SAMPLE_VIDEO_URL = 'https://raw.githubusercontent.com/opencv/opencv/master/samples/data/vtest.avi'
SAMPLE_VIDEO_NAME = 'vtest.avi'
RESULT_FILE = 'result.txt'

# カメラ設定
WINDOW_WIDTH = 1920
WINDOW_HEIGHT = 1080
FPS = 30

# 検出・推定パラメータ
FACE_CONFIDENCE_THRESHOLD = 0.4
KEYPOINT_QUALITY_THRESHOLD = 5
HIGH_QUALITY_KEYPOINTS = 60
MEDIUM_QUALITY_KEYPOINTS = 40
HIGH_QUALITY_BONUS = 0.05
MEDIUM_QUALITY_BONUS = 0.02

# 折れ線グラフ設定
CHART_ENABLED = True
CHART_UPDATE_INTERVAL = 1.0
CHART_HISTORY_SIZE = 60
CHART_WINDOW_WIDTH = 800
CHART_WINDOW_HEIGHT = 600
CHART_MARGIN = 80

# 表示設定
IMAGE_SIZE = 224

# 日本語フォント設定（WindowsではMeiryo、その他はフォールバック）
FONT_PATH = 'C:/Windows/Fonts/meiryo.ttc' if platform.system() == 'Windows' else None
FONT_SIZE = 20

# 68点顔ランドマークのインデックス
LEFT_EYE_START = 36
LEFT_EYE_END = 42
RIGHT_EYE_START = 42
RIGHT_EYE_END = 48
MIN_VALID_KEYPOINTS = 5

# 表示用名称・色（モデルの表記ゆれを包含）
EMOTION_JAPANESE = {
    'angry': 'Angry', 'anger': 'Angry',
    'disgust': 'Disgust',
    'fear': 'Fear',
    'happy': 'Happy', 'happiness': 'Happy',
    'neutral': 'Neutral',
    'sad': 'Sad', 'sadness': 'Sad',
    'surprise': 'Surprise'
}
EMOTION_COLORS = {
    'angry': (0, 0, 255), 'anger': (0, 0, 255),
    'disgust': (0, 128, 0),
    'fear': (128, 0, 128),
    'happy': (0, 255, 255), 'happiness': (0, 255, 255),
    'neutral': (128, 128, 128),
    'sad': (255, 0, 0), 'sadness': (255, 0, 0),
    'surprise': (0, 165, 255)
}
# 初期値（ViT初期化後にモデルに合わせて再設定する）
BASIC_EMOTIONS = ['happy', 'sad', 'angry', 'fear', 'disgust', 'surprise']

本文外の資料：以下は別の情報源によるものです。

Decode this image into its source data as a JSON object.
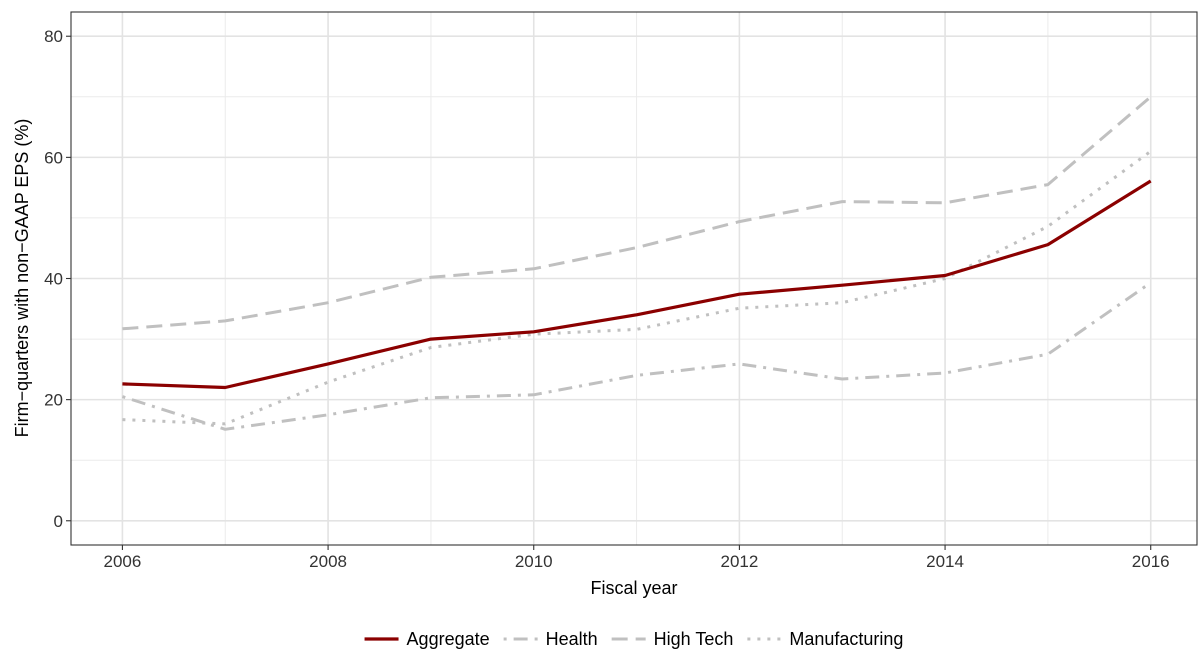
{
  "chart_data": {
    "type": "line",
    "title": "",
    "xlabel": "Fiscal year",
    "ylabel": "Firm−quarters with non−GAAP EPS (%)",
    "x": [
      2006,
      2007,
      2008,
      2009,
      2010,
      2011,
      2012,
      2013,
      2014,
      2015,
      2016
    ],
    "xlim": [
      2005.5,
      2016.45
    ],
    "ylim": [
      -4,
      84
    ],
    "x_ticks": [
      2006,
      2008,
      2010,
      2012,
      2014,
      2016
    ],
    "x_tick_labels": [
      "2006",
      "2008",
      "2010",
      "2012",
      "2014",
      "2016"
    ],
    "y_ticks": [
      0,
      20,
      40,
      60,
      80
    ],
    "y_tick_labels": [
      "0",
      "20",
      "40",
      "60",
      "80"
    ],
    "grid": true,
    "legend_position": "bottom",
    "series": [
      {
        "name": "Aggregate",
        "color": "#8b0000",
        "dash": "solid",
        "values": [
          22.6,
          22.0,
          25.9,
          30.0,
          31.2,
          34.0,
          37.4,
          38.9,
          40.5,
          45.6,
          56.1
        ]
      },
      {
        "name": "Health",
        "color": "#c0c0c0",
        "dash": "dotdash",
        "values": [
          20.5,
          15.1,
          17.5,
          20.3,
          20.8,
          24.0,
          25.9,
          23.4,
          24.4,
          27.5,
          39.3
        ]
      },
      {
        "name": "High Tech",
        "color": "#c0c0c0",
        "dash": "dashed",
        "values": [
          31.7,
          33.0,
          36.0,
          40.2,
          41.6,
          45.1,
          49.4,
          52.7,
          52.5,
          55.5,
          70.0
        ]
      },
      {
        "name": "Manufacturing",
        "color": "#c0c0c0",
        "dash": "dotted",
        "values": [
          16.7,
          16.0,
          22.9,
          28.6,
          30.8,
          31.6,
          35.1,
          36.0,
          40.0,
          48.6,
          61.0
        ]
      }
    ]
  }
}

def draw_japanese_text(img, text, position, font_path=FONT_PATH, font_size=FONT_SIZE, color=(0, 255, 0)):
    """Pillowで日本語描画（フォント未設定時はOpenCV英字にフォールバック）"""
    if font_path and os.path.exists(font_path):
        try:
            font = ImageFont.truetype(font_path, font_size)
            img_pil = Image.fromarray(cv2.cvtColor(img, cv2.COLOR_BGR2RGB))
            draw = ImageDraw.Draw(img_pil)
            draw.text(position, text, font=font, fill=color[::-1])  # BGR→RGB
            return cv2.cvtColor(np.array(img_pil), cv2.COLOR_RGB2BGR)
        except Exception:
            pass
    cv2.putText(img, text, position, cv2.FONT_HERSHEY_SIMPLEX, 0.7, color, 2)
    return img


class EmotionTimeSeriesChart:
    """感情スコアの時系列をOpenCVで描画するクラス"""

    def __init__(self):
        self.enabled = CHART_ENABLED
        if not self.enabled:
            return
        self.timestamps = deque(maxlen=CHART_HISTORY_SIZE)
        self.emotion_data = {emotion: deque(maxlen=CHART_HISTORY_SIZE) for emotion in BASIC_EMOTIONS}
        self.chart_width = CHART_WINDOW_WIDTH
        self.chart_height = CHART_WINDOW_HEIGHT
        self.margin = CHART_MARGIN
        self.graph_width = self.chart_width - 2 * self.margin
        self.graph_height = self.chart_height - 2 * self.margin
        print('OpenCV感情グラフを初期化しました')

    def add_data(self, emotion_scores, timestamp=None):
        if not self.enabled:
            return
        if timestamp is None:
            timestamp = datetime.now()
        self.timestamps.append(timestamp)
        for emotion in BASIC_EMOTIONS:
            score = emotion_scores.get(emotion, 0.0) * 100
            self.emotion_data[emotion].append(score)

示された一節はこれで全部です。